AUGUSTA, Maine (AP) -- With a proposal to slash revenue sharing looming, Maine city officials took turns Friday speaking in support of a bill that would set into motion a plan to return the state-municipal program to full funding over three years.
Assistant Senate Minority Leader Roger Katz's bill went before the Appropriations Committee as municipal officials across the state worry about the potential impact of Gov. Paul LePage's plan to suspend municipal revenue sharing for two years to balance the state budget. Katz's bill would return to the full 5 percent the share of state sales and income taxes that's supposed to go to cities and towns.

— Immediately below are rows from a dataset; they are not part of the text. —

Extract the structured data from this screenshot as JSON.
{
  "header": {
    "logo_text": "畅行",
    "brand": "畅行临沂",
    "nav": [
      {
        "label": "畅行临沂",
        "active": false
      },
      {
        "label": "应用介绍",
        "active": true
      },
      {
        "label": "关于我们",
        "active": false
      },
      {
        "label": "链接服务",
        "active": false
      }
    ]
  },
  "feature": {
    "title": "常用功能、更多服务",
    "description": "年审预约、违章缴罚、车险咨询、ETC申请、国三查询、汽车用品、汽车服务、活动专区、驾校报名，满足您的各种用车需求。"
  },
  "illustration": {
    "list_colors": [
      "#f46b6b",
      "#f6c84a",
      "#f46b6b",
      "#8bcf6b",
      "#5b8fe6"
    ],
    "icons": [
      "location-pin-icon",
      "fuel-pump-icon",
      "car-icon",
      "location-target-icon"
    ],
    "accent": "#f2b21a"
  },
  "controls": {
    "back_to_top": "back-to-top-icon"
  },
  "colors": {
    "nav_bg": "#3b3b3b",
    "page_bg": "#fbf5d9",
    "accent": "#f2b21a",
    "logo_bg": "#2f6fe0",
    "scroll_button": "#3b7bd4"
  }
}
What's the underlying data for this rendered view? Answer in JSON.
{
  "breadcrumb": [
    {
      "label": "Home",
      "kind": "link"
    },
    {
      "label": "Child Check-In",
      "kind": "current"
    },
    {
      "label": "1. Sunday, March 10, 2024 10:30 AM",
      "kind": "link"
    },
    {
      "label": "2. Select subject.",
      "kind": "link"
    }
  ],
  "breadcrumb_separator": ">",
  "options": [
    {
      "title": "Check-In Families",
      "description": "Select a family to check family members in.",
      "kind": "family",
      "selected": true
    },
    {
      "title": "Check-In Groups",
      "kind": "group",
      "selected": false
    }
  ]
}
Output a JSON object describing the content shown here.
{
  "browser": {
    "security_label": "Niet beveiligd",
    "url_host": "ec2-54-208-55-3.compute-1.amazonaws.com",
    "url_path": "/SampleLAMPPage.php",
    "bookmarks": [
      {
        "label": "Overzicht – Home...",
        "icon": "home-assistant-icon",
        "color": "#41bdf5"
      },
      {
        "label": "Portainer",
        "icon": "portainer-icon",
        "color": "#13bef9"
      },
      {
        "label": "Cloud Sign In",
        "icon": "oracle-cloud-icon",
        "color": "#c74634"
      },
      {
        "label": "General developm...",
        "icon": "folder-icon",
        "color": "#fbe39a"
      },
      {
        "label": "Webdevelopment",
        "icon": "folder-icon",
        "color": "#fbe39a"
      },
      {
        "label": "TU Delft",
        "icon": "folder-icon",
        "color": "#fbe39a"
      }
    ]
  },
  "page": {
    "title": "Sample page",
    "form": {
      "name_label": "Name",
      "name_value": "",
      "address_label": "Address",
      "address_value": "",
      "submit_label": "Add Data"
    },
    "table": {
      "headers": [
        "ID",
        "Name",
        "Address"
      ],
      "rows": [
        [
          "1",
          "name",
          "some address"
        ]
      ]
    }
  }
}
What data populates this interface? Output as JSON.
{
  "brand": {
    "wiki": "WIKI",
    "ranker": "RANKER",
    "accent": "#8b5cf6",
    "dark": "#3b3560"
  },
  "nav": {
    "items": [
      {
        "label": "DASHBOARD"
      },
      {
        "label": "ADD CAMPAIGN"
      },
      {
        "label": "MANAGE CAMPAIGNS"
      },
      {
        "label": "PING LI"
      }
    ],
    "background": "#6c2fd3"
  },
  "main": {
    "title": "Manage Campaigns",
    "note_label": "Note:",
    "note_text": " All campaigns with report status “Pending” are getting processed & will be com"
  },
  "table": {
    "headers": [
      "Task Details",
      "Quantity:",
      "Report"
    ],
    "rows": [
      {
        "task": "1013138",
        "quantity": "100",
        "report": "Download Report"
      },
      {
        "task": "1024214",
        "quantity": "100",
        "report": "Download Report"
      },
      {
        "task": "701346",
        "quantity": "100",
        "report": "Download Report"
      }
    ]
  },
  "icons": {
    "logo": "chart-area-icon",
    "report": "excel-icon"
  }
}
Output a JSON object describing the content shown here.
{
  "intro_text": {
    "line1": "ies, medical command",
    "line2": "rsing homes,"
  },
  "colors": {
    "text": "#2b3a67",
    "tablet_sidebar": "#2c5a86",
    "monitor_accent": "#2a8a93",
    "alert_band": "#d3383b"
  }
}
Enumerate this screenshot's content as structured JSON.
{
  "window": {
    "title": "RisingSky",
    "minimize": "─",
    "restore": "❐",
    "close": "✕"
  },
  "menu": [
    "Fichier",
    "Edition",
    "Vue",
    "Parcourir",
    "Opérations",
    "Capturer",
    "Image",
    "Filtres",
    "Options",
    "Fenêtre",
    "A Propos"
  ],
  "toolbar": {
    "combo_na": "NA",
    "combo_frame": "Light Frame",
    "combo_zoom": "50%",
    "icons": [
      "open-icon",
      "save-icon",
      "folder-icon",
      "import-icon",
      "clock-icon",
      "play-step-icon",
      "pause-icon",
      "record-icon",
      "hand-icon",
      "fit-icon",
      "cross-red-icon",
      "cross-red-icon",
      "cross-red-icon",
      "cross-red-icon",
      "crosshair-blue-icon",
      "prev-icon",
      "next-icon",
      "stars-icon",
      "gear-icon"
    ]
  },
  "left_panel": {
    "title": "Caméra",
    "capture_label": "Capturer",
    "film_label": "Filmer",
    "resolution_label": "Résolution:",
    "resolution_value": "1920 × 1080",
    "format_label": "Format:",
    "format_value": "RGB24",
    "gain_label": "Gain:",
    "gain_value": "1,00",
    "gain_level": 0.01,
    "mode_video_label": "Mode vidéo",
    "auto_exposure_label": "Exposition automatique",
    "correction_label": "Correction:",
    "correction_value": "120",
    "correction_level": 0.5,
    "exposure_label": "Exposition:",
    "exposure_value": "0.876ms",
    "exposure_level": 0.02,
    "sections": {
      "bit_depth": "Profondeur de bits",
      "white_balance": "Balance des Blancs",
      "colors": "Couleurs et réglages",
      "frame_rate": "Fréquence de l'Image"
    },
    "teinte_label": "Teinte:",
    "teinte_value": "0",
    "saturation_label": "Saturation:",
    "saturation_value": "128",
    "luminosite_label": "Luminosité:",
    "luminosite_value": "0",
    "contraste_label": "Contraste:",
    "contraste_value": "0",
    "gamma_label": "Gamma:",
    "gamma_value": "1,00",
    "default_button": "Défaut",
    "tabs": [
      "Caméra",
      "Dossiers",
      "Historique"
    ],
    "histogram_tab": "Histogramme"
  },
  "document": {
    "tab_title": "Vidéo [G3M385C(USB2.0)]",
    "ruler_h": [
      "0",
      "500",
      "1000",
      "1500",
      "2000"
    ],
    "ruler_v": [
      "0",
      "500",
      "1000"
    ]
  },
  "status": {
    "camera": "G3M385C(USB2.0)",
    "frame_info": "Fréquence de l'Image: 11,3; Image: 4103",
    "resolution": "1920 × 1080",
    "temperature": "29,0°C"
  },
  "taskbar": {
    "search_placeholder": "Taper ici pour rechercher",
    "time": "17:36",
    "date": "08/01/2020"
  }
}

Co-sponsored by Republicans and Democrats, the bill seeks to restore an important funding source for municipalities that's been eroded amid difficult fiscal times for state budget-makers.
"A couple of legislatures ago, we decided to ignore this formula and essentially raid the trust to pay for other general fund needs. We did it last session too and I was a participant in that," said Katz, who served on the Appropriations Committee last session.
"Let's face it, to solve our own difficult budget problems we passed some of those problems downstream to the communities we represent. The result was that we are now down from 5 percent to about 3.6 percent in terms of the revenues we return," said Katz, who is also a former Augusta mayor.
Katz told the committee that his bill is not a reaction to the governor's proposal to put revenue sharing on hold for two years. Katz said he first proposed it well before LePage put forward the revenue sharing cut to help balance the state's $6.3 billion, two-year budget.
The senator's bill drew support from officials representing Portland, Augusta, Bangor, Waterville, Bethel as well as the Maine Municipal Association, who see it as a bulwark against tax shifts to local property taxpayers.
"I have seen elderly property owners almost reduced to tears — or anger — when they talk to me about how hard it is now to pay their property taxes, pay more for food, heating fuels (and) medications, not to mention the fact that they are on fixed incomes with no substantial cost of living adjustments over the years," Augusta City Councilor Cecil Munson told the committee.
Waterville Mayor Karen Heck, representing a coalition of 12 city mayors, called revenue sharing "a longstanding partnership between the cities and state" that dates to 1972.
"Suspending revenue sharing would inevitably lead to significant property tax increases, statewide," said Heck, adding that it's been difficult for municipalities to manage "arbitrary" reductions in revenue sharing in recent years.
Portland Mayor Michael Brennan said that with full funding, revenue sharing in 12 of the state's largest cities would total more than $41 million. But with reductions that have already taken place, the total is $28 million for fiscal 2013.
Meanwhile, the Taxation Committee by a 6-3 vote rejected the idea of suspending revenue sharing, saying it would lead to property tax increases for residents.
Another bill that came before the Appropriations Committee on Friday would move revenue sharing funds into an irrevocable trust, which would make future legislative raids on those funds more difficult. But the bill, sponsored by Senate President Justin Alfond, D-Portland, would have no impact on the revenue sharing formula.